03 november 2006

BLOG NOTES

Parijs. In de flat van Simone de Beauvoir brainstormt de redactie van ‘Les Temps Modernes’ het nieuwste nummer ineen. Er zijn hardnekkige geruchten dat Sartre straks de Nobelprijsliteratuur krijgt.

Sartre: ‘Het is een smak geld. Ik ben blut en ik wil mijn beminde Wanda een appartement schenken.’

De Beauvoir: ‘Plus dat we vers geld vandoen hebben voor een campagne tegen het verbod op de pil.’

Sartre: ‘Vergeet ook het Venezolaanse verzet niet’.

Een student: ‘Zo’n Nobelprijs, dat is iets wat je moet weigeren.’

Sartre: ‘Zeer juist. Ik wil geen mummie worden.’

Een redacteur: ‘Je gaat al die miljoenen toch niet in handen laten van die bourgeois van Stockholm?’’

De Beauvoir: ‘Hij kan dat niet aanvaarden.’

Sartre: ‘Stop met deze Opperste Sovjet. Het gaat hier bij mijn weten om mij. Ik ben groot genoeg om daarover zelf te beslissen.’

De Beauvoir glimlacht opgelucht. Ze kent het antwoord van Sartre al.

Sartre: ‘Ik ga hem weigeren. Een schrijver laat zich niet inpakken en verworden tot instelling. Ik ga niet de gevangene worden van het gezag dat deze prijs me zal verlenen. Voor mij komt dat neer op een eerste klas begrafenis.’

Dan, apart tegen De Beauvoir: ‘Bon, tijd om te gaan schrijven.’

Vrij vertaald naar ‘Sartre, roman’. Michel-Antoine Burnier & Michel Contat. Grasset.

*
Reetveerdegem. Tijdens zeldzame telefoongesprekken had ze het over de vergaarde rijkdommen, de heraanleg van haar dakterras, de genoegdoeningen van een sauna, het bruisen van de stad. De prentbriefkaarten waarmee zij ‘s zomers haar banden met het thuisfront onderhield brachten haar fantasieloze zonnige groeten over uit verre bestemmingen die we vertikten op te zoeken in de atlas. En tijdens haar nog zeldzamere bezoeken smeekten we haar man of hij zijn peperdure wagen alstublieft niet voor onze deur zou parkeren. Wij waren arm, altijd geweest, maar droegen onze armoe met trots. Dat er iemand zijn luxueuze auto voor onze deur plaatste ervoeren wij als een vernedering, en we schaamden ons bij de gedachte dat iemand van het dorp zou hebben gezien dat een Verhulst het financieel behoorlijk stelde.’

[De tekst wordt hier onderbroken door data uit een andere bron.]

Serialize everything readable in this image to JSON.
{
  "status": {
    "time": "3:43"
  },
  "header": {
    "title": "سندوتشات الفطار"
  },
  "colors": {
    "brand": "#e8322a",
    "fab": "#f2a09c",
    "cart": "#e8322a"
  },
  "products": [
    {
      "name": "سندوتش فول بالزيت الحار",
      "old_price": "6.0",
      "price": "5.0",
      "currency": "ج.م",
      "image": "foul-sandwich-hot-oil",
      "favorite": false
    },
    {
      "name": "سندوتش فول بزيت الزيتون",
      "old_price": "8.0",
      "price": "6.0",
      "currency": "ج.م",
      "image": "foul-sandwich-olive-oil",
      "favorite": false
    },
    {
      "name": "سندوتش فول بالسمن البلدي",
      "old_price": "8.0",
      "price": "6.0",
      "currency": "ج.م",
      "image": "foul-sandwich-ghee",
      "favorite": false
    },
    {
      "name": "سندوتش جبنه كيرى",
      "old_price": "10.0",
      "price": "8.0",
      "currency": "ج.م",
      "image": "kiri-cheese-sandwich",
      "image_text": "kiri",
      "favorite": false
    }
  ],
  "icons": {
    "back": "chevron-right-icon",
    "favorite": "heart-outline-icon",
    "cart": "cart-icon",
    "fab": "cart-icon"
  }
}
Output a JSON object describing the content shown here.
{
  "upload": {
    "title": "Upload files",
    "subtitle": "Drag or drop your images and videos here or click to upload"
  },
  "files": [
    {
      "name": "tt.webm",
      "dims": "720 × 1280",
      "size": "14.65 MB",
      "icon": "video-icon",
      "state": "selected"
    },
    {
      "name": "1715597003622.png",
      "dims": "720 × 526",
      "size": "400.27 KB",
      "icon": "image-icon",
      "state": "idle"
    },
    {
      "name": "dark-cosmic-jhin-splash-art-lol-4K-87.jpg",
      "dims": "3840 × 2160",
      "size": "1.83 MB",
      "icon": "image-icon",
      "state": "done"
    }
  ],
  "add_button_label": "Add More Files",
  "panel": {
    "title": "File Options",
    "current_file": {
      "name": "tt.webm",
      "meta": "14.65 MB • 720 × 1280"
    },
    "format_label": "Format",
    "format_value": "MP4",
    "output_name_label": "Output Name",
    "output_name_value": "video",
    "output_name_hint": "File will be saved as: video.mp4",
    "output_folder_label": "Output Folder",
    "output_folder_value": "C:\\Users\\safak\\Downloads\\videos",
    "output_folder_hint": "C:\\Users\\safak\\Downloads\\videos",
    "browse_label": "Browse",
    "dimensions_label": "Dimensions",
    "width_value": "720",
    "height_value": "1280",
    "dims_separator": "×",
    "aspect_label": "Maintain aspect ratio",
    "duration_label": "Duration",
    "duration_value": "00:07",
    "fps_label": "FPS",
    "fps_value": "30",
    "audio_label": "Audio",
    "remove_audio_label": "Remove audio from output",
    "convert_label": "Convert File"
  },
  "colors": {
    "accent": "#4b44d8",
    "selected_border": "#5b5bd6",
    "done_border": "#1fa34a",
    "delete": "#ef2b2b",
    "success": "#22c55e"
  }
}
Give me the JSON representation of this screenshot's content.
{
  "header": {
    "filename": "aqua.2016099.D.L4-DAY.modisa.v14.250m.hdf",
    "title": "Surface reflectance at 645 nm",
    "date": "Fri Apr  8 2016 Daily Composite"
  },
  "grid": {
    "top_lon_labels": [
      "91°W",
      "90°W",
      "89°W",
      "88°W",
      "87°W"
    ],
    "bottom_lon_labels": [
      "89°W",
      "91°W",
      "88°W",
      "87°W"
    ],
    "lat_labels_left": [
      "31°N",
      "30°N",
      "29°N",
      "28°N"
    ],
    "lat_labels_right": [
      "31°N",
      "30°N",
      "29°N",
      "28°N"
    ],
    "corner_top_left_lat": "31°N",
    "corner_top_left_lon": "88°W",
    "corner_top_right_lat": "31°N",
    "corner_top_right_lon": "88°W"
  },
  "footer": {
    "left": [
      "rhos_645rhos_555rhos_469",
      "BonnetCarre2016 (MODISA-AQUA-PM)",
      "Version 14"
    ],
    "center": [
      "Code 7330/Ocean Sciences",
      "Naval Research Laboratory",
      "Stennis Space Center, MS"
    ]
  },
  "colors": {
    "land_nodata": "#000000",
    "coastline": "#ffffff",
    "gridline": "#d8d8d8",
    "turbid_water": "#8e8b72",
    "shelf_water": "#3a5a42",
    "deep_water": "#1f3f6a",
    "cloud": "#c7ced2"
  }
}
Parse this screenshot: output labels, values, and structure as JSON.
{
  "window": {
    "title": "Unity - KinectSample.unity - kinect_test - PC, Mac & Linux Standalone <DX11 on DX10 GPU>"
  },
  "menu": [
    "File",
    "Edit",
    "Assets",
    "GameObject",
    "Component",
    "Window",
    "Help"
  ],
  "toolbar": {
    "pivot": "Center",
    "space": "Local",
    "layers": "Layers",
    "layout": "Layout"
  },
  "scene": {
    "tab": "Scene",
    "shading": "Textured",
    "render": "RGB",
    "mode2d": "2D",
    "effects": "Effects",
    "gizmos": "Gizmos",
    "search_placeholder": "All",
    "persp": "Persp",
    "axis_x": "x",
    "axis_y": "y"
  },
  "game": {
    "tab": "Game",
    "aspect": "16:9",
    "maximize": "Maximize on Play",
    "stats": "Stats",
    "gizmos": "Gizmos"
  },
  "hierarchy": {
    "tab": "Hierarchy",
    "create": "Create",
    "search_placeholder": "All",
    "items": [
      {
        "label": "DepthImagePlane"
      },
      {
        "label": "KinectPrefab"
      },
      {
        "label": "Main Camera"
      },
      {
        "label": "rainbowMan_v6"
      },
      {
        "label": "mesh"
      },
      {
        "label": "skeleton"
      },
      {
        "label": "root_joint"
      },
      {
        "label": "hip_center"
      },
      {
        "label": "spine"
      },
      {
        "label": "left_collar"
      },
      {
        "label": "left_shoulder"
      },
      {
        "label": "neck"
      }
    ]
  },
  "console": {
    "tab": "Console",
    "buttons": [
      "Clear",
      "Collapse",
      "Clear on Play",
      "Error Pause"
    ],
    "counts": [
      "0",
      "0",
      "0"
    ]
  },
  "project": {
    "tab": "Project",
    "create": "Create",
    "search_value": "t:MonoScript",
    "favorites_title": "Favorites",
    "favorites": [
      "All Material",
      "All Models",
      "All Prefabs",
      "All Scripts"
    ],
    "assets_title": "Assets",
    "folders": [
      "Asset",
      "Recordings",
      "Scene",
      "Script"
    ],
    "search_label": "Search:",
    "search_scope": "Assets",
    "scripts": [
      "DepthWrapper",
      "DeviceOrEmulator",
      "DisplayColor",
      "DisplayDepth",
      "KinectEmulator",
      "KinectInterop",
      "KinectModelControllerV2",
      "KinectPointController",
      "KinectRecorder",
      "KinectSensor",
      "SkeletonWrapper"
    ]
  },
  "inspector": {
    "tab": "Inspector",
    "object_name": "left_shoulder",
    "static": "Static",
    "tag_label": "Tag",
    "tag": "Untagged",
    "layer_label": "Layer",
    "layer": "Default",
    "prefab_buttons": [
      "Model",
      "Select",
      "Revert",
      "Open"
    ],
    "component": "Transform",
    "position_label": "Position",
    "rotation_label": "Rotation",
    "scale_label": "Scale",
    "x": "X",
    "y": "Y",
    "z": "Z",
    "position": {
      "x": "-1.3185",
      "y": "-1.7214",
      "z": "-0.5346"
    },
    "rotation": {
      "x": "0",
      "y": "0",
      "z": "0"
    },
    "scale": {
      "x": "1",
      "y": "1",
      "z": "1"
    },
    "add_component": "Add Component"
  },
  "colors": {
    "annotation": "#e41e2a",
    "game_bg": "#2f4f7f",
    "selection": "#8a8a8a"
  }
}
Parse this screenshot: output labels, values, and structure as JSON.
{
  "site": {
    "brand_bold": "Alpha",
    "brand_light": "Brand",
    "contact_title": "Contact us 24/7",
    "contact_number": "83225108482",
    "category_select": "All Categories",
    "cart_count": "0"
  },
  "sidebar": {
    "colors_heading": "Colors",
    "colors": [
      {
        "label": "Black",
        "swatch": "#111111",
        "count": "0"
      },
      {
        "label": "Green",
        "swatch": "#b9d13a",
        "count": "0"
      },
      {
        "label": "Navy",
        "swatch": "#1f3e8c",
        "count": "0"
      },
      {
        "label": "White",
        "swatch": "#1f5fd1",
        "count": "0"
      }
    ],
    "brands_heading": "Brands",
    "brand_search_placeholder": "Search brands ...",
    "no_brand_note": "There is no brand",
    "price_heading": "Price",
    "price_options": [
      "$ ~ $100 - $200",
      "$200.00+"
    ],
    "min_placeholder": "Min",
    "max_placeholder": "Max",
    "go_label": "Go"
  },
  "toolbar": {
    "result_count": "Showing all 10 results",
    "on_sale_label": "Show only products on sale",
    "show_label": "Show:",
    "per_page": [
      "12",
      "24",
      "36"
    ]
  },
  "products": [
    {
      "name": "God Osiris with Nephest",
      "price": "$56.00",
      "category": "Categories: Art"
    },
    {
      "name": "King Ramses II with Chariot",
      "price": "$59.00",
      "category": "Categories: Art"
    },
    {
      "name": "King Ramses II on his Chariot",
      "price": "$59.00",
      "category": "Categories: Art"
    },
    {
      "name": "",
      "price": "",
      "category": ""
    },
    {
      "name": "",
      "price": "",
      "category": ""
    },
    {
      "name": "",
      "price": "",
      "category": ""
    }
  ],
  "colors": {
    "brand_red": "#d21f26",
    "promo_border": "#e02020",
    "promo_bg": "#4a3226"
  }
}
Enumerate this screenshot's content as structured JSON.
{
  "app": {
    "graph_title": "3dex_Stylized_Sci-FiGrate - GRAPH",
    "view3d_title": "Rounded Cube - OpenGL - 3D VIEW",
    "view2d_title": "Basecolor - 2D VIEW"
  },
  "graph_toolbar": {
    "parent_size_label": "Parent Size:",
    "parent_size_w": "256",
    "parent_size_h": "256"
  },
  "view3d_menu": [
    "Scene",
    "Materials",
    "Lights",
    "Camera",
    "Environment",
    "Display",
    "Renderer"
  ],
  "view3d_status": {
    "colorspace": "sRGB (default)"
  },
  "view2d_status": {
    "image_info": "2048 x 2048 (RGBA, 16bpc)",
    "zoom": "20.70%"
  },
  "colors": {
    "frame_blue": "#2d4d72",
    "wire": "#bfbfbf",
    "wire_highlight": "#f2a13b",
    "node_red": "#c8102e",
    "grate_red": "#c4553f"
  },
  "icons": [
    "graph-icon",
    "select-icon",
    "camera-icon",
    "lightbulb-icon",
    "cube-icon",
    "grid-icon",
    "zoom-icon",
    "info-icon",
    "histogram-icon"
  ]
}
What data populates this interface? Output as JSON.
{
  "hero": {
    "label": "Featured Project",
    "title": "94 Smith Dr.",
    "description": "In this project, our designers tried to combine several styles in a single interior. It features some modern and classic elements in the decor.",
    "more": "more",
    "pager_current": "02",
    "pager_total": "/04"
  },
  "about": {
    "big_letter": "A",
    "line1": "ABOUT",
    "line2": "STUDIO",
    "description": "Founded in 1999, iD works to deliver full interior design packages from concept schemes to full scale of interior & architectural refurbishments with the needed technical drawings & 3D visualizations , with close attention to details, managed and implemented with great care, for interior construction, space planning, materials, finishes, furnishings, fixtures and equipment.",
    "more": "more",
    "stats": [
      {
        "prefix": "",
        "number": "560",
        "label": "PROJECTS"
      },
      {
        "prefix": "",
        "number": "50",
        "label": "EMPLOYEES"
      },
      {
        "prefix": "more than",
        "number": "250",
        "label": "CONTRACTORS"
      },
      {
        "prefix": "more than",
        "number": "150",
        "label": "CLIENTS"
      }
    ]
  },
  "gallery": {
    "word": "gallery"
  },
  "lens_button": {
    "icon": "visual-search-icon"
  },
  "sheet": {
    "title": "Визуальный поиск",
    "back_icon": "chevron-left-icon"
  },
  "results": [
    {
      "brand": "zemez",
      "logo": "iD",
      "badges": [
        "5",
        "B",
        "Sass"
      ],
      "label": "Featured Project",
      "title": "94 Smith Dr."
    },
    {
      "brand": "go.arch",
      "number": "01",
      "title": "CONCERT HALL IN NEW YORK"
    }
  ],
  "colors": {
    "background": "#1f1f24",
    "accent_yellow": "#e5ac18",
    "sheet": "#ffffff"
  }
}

Dimitri Verhulst schrijft als een gevallen engel , vanuit de buik en lager. Hoe schoon authenticiteit toch kan zijn. Vergeet de verse vertaling van Jack Kerouac. Opzij die bundel van Charles Bukowski. Weg met de thrillende geldmachines van de Beurs der Boekenmarchands. Lees deze Dimitri Verhulst. Geniet van pure literatuur.

Dimitri Verhulst. ‘De helaasheid der dingen’. ‘Mevrouw Verona daalt de heuvel af’. Uitgeverij Contact.

*

Gent. Thrillers, nee. Alhoewel. Kan je ‘De naam van de Roos’ van Umberto Eco en ‘Het Parfum’ van Patrick Süskind alleen maar griezelverhalen noemen? Meesterwerken zijn het, vermomd als thrillers of omgekeerd.

Het Parfum mag dan al wat minder doordringend nawerken dan De Roos, wat een sfeer. Het neemt je mee naar het Parijs van de wufte weelde en de diepste armoe. Van daar naar het lavendelparadijsje voor de happy few van Grasse. Het is echt, walgelijk, gruwelijk, het is sterk. En soms is het erover.

Oh ja, en dan is er Dustin Hoffman. Iets bij hem werkt niet meer echt. Misschien is het die te grote voorspelbaarheid. Zoals je van Jack Nicholson vooraf al raden kan wanneer hij die gekke ogen van hem weer gaat laten rollen. En van Robert De Niro hoe hij zo meteen zijn hele efemere bestaan in één grijns grijpt.

Je hebt parfums die lichtjes bedwelmen en andere die hevige koppijn geven. Veel heeft te maken met de aard van het beestje. Maar voor young horses maken de love seats van Kinepolis – zo te horen - veel goed.

‘The Perfume. Story of a murderer.’ Tom Tykwer.